Borne is an Australian alt-rock band formed in Melbourne in 2003.

They released several EPs in their first 3 years of existence, but came to widespread attention only in 2007, when their single "The Guide" was featured as Single of the Week on a number of iTunes Stores worldwide, including the US store. iTunes took the unprecedented move of listing the free download worldwide. The band's debut onto the world digital stage was remarkable, soaring into chart high-points globally and resting at No. 13 in the US Billboard digital charts. The band was last-minute inclusion at the 2007 South by Southwest Festival, in Austin, Texas, an annual event where hundreds of musical acts from across the globe are showcased.

In 2006, one of the band's songs, Don't Go Now was featured during evictions on the Australian version of Big Brother.

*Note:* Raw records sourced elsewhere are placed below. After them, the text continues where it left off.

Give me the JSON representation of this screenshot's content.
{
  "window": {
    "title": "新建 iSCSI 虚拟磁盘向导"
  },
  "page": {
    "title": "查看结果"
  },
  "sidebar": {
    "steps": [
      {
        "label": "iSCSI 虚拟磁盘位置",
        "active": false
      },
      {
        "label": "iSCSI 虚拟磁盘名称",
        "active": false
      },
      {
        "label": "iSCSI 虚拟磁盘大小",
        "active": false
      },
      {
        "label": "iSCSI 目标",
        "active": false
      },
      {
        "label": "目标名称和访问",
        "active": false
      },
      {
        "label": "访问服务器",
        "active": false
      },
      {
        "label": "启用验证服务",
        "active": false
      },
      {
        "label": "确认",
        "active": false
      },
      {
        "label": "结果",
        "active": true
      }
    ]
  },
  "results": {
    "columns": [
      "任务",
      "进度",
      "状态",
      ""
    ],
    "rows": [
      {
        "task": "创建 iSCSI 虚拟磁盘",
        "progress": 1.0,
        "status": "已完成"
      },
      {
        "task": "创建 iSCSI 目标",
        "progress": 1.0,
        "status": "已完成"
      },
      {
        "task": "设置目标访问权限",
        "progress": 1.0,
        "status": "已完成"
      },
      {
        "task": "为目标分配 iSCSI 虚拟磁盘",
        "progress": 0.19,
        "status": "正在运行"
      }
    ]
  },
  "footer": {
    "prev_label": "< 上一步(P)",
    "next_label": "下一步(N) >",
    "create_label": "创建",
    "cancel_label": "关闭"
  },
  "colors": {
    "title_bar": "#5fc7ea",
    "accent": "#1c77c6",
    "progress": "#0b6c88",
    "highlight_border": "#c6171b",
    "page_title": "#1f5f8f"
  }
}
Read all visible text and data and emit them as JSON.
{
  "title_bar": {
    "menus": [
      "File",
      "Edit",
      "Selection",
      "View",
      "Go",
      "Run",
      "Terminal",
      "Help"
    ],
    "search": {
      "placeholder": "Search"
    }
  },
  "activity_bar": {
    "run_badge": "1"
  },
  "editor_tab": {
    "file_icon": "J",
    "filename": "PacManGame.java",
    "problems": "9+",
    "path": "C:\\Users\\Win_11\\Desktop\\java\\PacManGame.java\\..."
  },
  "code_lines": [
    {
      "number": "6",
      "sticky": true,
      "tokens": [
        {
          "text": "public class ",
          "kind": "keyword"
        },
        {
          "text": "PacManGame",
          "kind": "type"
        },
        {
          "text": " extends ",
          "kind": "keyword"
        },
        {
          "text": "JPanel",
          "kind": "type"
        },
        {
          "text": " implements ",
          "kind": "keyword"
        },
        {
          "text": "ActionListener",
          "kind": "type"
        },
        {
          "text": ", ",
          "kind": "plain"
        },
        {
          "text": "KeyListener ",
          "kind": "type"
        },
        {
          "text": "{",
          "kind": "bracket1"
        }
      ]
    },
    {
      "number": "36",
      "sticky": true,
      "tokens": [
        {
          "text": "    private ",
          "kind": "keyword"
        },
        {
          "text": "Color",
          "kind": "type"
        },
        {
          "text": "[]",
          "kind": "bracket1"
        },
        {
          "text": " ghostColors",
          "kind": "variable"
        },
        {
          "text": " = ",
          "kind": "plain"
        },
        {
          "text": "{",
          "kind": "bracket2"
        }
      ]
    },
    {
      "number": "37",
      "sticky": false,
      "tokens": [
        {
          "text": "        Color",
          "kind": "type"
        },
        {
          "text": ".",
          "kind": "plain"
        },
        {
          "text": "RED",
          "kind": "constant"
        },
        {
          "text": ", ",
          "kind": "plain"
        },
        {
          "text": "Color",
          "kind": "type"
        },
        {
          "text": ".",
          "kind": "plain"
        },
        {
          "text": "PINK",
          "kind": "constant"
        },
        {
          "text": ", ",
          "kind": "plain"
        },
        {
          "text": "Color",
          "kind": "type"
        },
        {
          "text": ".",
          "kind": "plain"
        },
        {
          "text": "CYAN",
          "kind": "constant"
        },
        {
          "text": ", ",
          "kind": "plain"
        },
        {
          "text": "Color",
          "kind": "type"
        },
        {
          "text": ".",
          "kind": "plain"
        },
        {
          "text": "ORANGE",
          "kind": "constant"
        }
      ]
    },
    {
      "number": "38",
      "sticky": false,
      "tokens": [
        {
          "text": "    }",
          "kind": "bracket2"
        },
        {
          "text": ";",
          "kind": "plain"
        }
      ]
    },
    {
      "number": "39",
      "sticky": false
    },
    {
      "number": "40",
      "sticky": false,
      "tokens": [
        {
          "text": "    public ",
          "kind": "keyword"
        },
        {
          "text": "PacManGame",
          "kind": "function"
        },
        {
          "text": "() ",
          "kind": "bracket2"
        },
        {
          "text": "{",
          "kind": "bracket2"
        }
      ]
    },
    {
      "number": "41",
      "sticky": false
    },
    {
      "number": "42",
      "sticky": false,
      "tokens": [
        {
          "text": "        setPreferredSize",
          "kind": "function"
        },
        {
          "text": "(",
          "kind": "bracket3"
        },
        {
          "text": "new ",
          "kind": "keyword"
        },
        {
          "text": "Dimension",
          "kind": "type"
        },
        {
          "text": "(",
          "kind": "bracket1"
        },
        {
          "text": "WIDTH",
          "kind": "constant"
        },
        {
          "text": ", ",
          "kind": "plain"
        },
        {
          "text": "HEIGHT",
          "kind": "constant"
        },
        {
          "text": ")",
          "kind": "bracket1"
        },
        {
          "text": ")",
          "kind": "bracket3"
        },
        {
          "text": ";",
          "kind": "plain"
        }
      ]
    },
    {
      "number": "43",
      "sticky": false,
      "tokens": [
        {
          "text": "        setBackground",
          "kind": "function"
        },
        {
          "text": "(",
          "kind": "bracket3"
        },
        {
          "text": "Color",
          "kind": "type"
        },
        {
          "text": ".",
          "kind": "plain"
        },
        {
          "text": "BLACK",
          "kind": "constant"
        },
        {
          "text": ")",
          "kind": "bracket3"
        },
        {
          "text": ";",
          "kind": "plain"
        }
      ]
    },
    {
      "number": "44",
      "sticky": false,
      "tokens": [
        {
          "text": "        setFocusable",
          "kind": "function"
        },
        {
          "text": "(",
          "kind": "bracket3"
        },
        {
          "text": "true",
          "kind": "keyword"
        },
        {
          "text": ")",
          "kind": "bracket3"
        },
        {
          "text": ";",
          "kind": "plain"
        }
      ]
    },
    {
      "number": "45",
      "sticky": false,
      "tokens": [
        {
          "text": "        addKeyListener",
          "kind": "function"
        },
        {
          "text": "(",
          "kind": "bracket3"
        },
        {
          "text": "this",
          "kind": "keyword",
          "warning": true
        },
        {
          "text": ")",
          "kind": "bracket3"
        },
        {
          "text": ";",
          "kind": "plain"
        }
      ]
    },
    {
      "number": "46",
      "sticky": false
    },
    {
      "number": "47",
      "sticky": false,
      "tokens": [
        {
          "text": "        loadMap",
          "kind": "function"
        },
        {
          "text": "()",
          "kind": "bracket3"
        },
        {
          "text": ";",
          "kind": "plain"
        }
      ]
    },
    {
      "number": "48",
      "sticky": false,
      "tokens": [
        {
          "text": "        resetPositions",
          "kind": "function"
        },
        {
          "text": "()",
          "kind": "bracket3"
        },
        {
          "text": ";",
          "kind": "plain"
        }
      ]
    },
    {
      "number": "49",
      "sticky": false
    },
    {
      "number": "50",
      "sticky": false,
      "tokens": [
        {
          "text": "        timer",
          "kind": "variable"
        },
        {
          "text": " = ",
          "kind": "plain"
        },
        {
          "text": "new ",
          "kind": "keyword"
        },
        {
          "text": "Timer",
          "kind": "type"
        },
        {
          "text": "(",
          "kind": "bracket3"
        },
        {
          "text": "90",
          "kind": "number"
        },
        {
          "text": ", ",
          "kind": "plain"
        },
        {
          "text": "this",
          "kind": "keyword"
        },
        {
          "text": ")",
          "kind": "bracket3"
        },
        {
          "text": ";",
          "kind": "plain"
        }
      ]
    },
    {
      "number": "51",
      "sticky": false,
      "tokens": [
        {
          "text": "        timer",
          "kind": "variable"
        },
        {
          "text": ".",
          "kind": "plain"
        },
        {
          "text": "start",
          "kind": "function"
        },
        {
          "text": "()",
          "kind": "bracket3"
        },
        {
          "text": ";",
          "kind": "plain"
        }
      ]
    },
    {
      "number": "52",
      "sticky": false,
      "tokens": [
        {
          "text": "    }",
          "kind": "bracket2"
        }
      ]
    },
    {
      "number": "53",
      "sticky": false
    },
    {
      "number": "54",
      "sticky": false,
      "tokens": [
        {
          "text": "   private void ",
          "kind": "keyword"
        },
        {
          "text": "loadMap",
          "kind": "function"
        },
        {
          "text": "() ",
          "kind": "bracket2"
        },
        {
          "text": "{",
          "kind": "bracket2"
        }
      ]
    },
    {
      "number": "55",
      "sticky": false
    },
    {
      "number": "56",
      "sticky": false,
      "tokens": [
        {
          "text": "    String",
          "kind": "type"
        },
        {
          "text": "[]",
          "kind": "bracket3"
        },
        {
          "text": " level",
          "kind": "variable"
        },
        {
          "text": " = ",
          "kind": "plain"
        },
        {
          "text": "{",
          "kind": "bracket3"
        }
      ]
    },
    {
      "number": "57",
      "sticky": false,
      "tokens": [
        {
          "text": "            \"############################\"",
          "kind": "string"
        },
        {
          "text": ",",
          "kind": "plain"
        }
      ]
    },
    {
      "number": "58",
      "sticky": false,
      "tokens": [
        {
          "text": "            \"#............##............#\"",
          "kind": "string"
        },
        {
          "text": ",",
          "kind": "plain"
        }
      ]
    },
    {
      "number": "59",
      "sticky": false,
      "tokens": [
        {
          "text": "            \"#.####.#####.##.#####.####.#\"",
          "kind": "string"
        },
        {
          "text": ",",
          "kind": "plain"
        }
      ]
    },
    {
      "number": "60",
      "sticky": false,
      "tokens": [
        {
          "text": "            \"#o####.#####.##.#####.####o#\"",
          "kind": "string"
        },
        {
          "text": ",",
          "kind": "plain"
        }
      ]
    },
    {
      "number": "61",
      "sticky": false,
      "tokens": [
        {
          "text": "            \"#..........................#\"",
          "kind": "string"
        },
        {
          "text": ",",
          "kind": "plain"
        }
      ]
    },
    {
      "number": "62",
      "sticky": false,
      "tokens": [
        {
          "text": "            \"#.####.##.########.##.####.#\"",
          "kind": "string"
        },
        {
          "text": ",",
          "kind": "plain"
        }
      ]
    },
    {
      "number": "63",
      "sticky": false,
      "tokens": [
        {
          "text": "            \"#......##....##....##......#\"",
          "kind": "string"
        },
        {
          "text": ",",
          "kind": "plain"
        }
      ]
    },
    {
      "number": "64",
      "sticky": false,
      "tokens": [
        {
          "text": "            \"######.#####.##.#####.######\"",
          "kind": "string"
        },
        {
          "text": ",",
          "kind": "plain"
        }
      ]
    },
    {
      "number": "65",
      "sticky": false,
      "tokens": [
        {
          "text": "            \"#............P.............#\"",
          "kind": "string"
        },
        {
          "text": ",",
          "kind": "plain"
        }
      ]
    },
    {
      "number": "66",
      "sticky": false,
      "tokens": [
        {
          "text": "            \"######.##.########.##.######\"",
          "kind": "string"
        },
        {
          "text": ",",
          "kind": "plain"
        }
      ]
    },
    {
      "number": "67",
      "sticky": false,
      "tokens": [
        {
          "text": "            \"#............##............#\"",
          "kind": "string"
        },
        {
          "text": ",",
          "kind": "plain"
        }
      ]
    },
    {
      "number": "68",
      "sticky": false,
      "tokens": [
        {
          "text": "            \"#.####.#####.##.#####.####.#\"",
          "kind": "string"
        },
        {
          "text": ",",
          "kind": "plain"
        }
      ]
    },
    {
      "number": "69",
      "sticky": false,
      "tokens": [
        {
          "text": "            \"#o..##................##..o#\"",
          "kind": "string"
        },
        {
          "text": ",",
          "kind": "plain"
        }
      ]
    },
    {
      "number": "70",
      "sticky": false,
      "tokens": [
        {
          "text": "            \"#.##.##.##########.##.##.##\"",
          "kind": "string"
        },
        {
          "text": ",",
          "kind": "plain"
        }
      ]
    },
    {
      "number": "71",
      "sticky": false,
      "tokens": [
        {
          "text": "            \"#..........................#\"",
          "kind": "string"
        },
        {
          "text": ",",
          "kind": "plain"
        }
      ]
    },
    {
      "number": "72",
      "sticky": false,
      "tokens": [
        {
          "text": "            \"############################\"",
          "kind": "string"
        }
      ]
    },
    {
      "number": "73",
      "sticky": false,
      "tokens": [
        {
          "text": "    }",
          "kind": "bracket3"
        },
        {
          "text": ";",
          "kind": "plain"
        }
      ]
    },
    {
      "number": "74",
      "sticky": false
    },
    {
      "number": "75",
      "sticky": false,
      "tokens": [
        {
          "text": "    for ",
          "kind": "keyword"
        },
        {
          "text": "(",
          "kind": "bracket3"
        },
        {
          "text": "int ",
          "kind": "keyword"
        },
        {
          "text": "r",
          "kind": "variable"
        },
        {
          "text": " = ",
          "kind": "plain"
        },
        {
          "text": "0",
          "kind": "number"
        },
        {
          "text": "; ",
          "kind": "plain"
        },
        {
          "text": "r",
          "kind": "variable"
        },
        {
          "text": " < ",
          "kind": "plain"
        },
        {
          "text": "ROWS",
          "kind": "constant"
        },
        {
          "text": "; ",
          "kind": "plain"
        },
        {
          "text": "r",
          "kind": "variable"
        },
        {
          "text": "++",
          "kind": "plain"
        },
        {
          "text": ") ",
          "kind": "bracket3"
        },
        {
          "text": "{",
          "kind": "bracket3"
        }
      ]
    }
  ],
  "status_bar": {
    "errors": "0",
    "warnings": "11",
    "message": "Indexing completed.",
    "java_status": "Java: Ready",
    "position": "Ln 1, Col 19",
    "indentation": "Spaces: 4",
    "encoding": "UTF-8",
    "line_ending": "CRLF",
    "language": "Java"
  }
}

In the United States, The Guide was featured in the hit television program, Friday Night Lights.

Borne attracted attention in the Australian music industry when it played at two of the UK's big festivals, Hyde Park Calling and Glastonbury. It put the seal on 2007 when, from 5000 entrants, Borne took out the four most coveted awards at the MusicOz Awards 2007, the annual showcase event for independent Australian musicians. Borne won the Nova Initiative award; its lead singer Cameron Tapp received the award for best singer/songwriter. The band also won the Garth Porter Award and the major award, Artist of the Year. Further international recognition of the band and its lyrical appeal to network television audiences came with the inclusion of "Don't Go Now" in the US, ABC super-series 'October Road'.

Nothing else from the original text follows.